Raul’s Reforms as Strategy for Survival / 14ymedio, Miriam Celaya

 Cart vendor in Havana (14ymedio)
Cart vendor in Havana (14ymedio)

Six years since General-President Raúl Castro assumed power in Cuba; it could be argued that almost as many legal changes have been implemented as were introduced during the early days of the revolution and, without a doubt, a lot more than in the four decades preceding “Raulismo”

Viewed in perspective, Raúl’s reforms are significant and are -at least in appearance- a break from Fidel’s directive, marked by immobility, by such measures as:

  • Distribution of land in usufruct to private farmers and cooperatives
  • Approval of “non-state forms of production” or “self-employment” (private business), which eliminates State monopoly on employment
  • Approval of sales and purchases of real estate, cars, and other goods , as well as lodging for Cuban nationals in hard currency hotels and tourist facilities
  • Authorization for free contract of cellular telephony and internet connections; sales of computers, printers and other hardware in stores accepting only dollars
  • Comprehensive migration reform act, one of the most radical transformations, conditionally eliminating “authorizations” for exit and entry and extending stays abroad up to 24 months
  • And more recently, the new Foreign Investment Law, which relaxes some limitations of previous legislation established in the 90’s, though it retains others

Such measures should be a substantial turn-around in a society subjected to a centralism which previously invalidated all vestiges of autonomy. In fact, some foreign media exaggerate the process, multiplying, to the point of fable, the effects of government measures as if this were an effective socioeconomic change. Unfortunately, such changes have been more nominal than real for Cubans. There have been no benefits at the macroeconomic level that indicate a positive trend towards ending the crisis.

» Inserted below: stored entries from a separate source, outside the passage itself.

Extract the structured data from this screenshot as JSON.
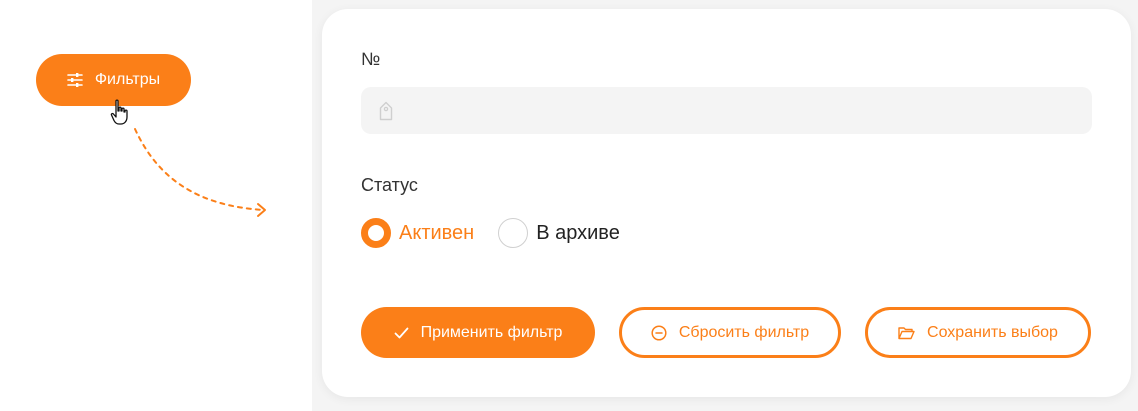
{
  "filter_button": {
    "label": "Фильтры",
    "icon": "sliders-icon"
  },
  "form": {
    "number_label": "№",
    "number_value": "",
    "number_icon": "tag-icon",
    "status_label": "Статус",
    "status_options": [
      {
        "label": "Активен",
        "checked": true
      },
      {
        "label": "В архиве",
        "checked": false
      }
    ]
  },
  "actions": {
    "apply": "Применить фильтр",
    "reset": "Сбросить фильтр",
    "save": "Сохранить выбор"
  },
  "colors": {
    "accent": "#fb7f18",
    "field_bg": "#f4f4f4"
  }
}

In addition, the past few years denote a regression, not only in the economic indicators, but also in social benefits, such as health and education, the former severely affected by the exportation of professionals under contract, involving substantial hard currency income for the regime –particularly through physicians and technical staff tied to that field- and the latter, by the shortage and/or disqualification of teachers due to low wages, among other reasons.

The reforms are significant and constitute a break with Fidel’s directives.

It is not a secret, even to the most optimistic mouthpieces of the mercantile post-Castro era that “Raulist changes” are just the best survival strategy of the Castrocracy, because no change in Cuba will be real unless it is accompanied by political change.

European and other economic powerhouses put their expectations in a kind of quasi-race to access untapped markets before the United States and economically powerful sectors of the Cuban exile community assume prominence on the Island, while native citizens [living in Cuba] are just hostages of those interests and of the government which, nevertheless, continues to dominate life and property. Of course, nobody cares; as if the uncertain fate of 11 million Cubans was a deserved punishment or simply that the exclusion was a matter of “collateral damage” in the battle for the market.

For the powerful, it is not about empathy any more, with the “beautiful people” with smiling faces peeking out of tourist postcards, wielding either rifles or maracas indistinctively, according to the occasion, or –as demonstrated recently- marching, submissive and happy, before the official podium every May Day. It’s about an opportunity to be first and to arrive on time, capital in hand. Cubans, sadly, don’t have a goddamn way of defending themselves against that other power that far exceeds the one that has dominated them for over half a century. It turns out that the Cuban revolution was a waste of time. At the end, capital always wins.  And long live Raulismo!